The Institute for Research and Education on Human Rights found 875 legislators representing all 50 states who have joined white nationalist, paramilitary, QAnon, anti-immigrant, “Stop the Steal” or other groups tied to the far right. The Facebook groups that the report focuses on are active on a range of issues, and not all of them embrace racist or nationalist ideologies.

“We wanted to have some sort of indicator of how far-right ideas have moved from the margins to the mainstream,’’ said Devin Burghart, executive director of the institute. “Frankly, we were shocked by what we found.”

The institute’s report, “Breaching the Mainstream,’’ contains a database of 789 far-right Facebook groups and lists the state lawmakers who have joined them. 

The report defines “far-right” groups as those advocating for changes that would significantly undermine political, social and/or economic equality along class, racial, gender, sexual orientation, national origin, immigration status or religious lines.

Groups fighting government mask and vaccination rules and other public health efforts to contain the spread of the coronavirus are among those the report authors classified as far right. They included 23 anti-abortion groups as well.

The institute looked at all 7,383 state legislators across the U.S. who served from 2021 to 2022.

Republicans held 4,011 of the seats and the study found that 872 of those lawmakers, or 21.74%, had joined the far-right Facebook groups. The same was true for three Democrats. The researchers found no Libertarian or Independent lawmakers who had joined the groups. 

Ties between Republicans at all levels of government and far-right groups have come under increasing scrutiny since the Jan. 6 attack on the U.S. Capitol. High-profile members of Congress, including Marjorie Taylor Greene of Georgia and Paul Gosar of Arizona, have come under fire for their provocative statements and affiliation with white nationalism. 

On Saturday, an 18-year-old white supremacist was arrested for a mass shooting at a supermarket in Buffalo, New York that killed 10 people. His manifesto contends that Americans of European heritage are being replaced by immigrants.

The report found several far-right paramilitary and anti-immigrant Facebook groups who support anti-immigrant and white nationalist causes. 

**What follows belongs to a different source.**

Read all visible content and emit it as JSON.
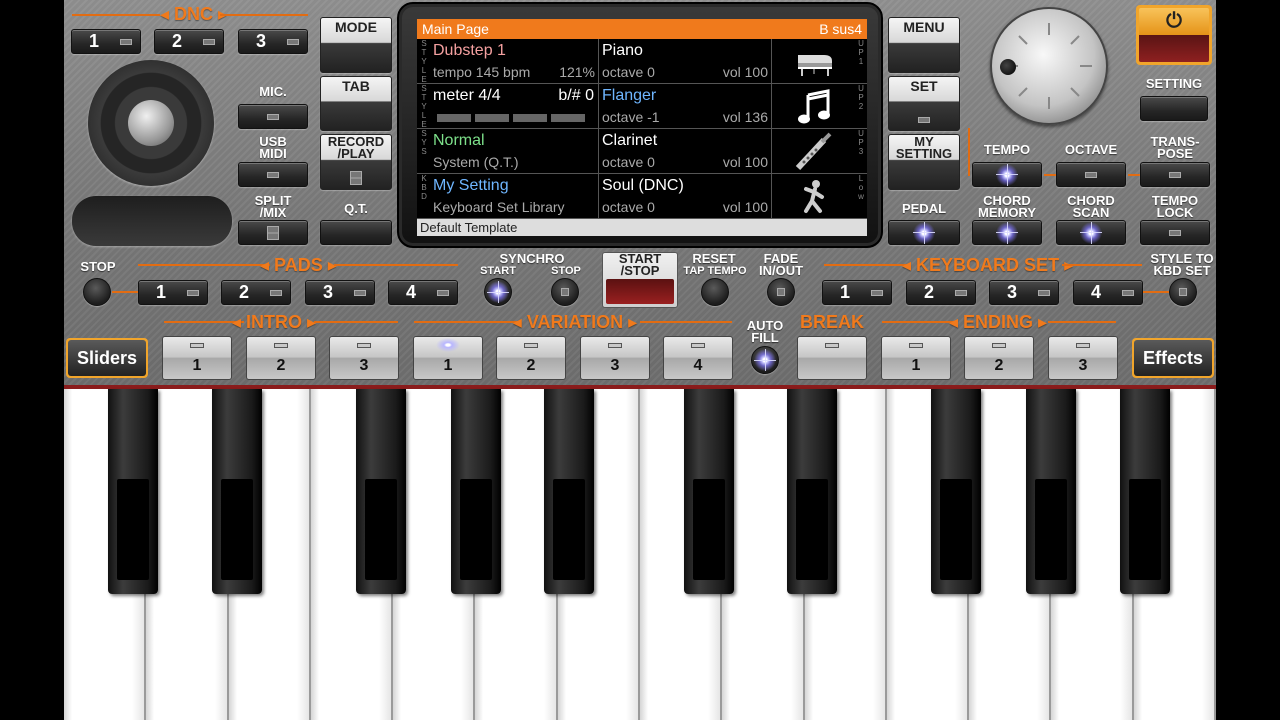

“These channels have been used to promote ‘the great replacement,’ the idea that inspired the Buffalo shooter to carry out his horrific act,’’ Burghart said. The anti-immigrant ideology “is increasingly common in these channels and it’s being parroted by far-right state legislators.“

The report links the lawmakers who belong to hard-right Facebook groups with a rise in legislation seeking to limit access to the ballot, restrict the rights of LGBTQ people and control what public school children can learn about America’s legacy of racism, among other topics. 

“All of that stuff has been incubated in these networks,’’ Burghart said. “That rhetoric in this context becomes public policy quite quickly and those ideas not only move from the margins to the mainstream but now they’ve been codified into law in some places."

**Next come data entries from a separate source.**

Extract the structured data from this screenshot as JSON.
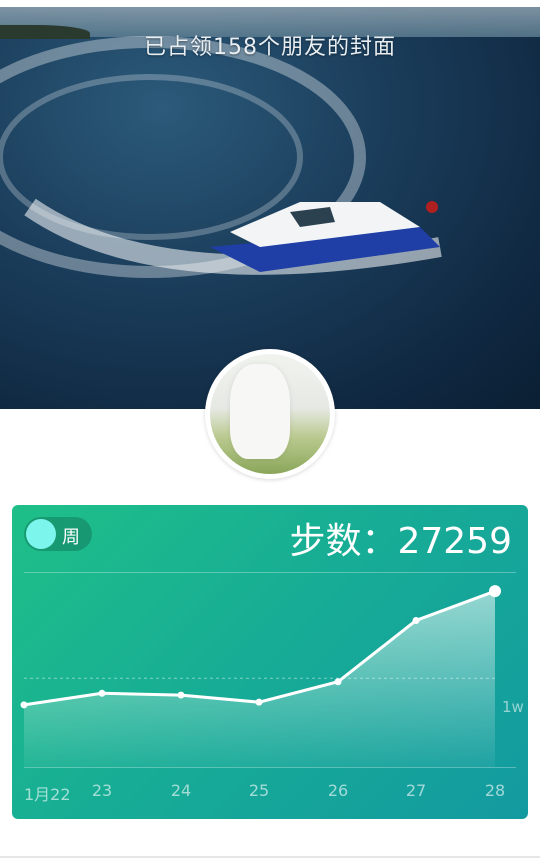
{
  "cover": {
    "caption": "已占领158个朋友的封面"
  },
  "profile": {
    "avatar_icon": "user-avatar"
  },
  "card": {
    "period_toggle": {
      "label": "周",
      "on": true
    },
    "steps_label": "步数：",
    "steps_value": "27259",
    "reference_line_label": "1w",
    "colors": {
      "start": "#1fbf88",
      "end": "#139aa0",
      "knob": "#7cf5ec"
    }
  },
  "chart_data": {
    "type": "area",
    "categories": [
      "1月22",
      "23",
      "24",
      "25",
      "26",
      "27",
      "28"
    ],
    "values": [
      7000,
      8300,
      8100,
      7300,
      9600,
      16500,
      19800
    ],
    "reference_line": 10000,
    "ylim": [
      0,
      25000
    ],
    "xlabel": "",
    "ylabel": "",
    "grid": false
  }
}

According to the report, 75% of the lawmakers who joined far-right groups are men. While every state legislature had at least one member who had joined a far-right group, the percentage was highest in Alaska at 35%. Other states with a high percentage of lawmakers who joined the far-right groups include Arkansas (25%), Idaho (22.86%), Montana (22.67%) and Washington (21.41%.)

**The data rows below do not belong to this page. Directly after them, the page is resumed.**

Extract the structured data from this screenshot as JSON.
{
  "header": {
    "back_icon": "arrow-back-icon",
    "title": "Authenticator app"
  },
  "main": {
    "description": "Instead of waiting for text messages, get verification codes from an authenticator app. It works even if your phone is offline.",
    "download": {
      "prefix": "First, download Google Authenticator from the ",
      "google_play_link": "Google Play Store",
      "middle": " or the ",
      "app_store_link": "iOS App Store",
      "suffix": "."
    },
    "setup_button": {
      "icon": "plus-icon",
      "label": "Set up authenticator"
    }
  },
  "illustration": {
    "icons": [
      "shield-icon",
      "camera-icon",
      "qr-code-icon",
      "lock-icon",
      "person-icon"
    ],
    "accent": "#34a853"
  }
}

“To find it in virtually every corner of the country was a wake up call as to how far this stuff has spread and how it can sink its roots in any where," Burghart said. “An increasing number of legislators are exposed to this activity and are now joining these groups…[that] is a sign that we’ve got a much bigger problem on our hands than anticipated.’’

The institute regularly monitors far-right groups, Burghart said. “We then queried that data against a database of all state legislators' personal, campaign, and official Facebook profile URLs,’’ he said.

“Once we found matches, we double-checked, verified, and cataloged them,’’ he said. The report did not examine other social media sites.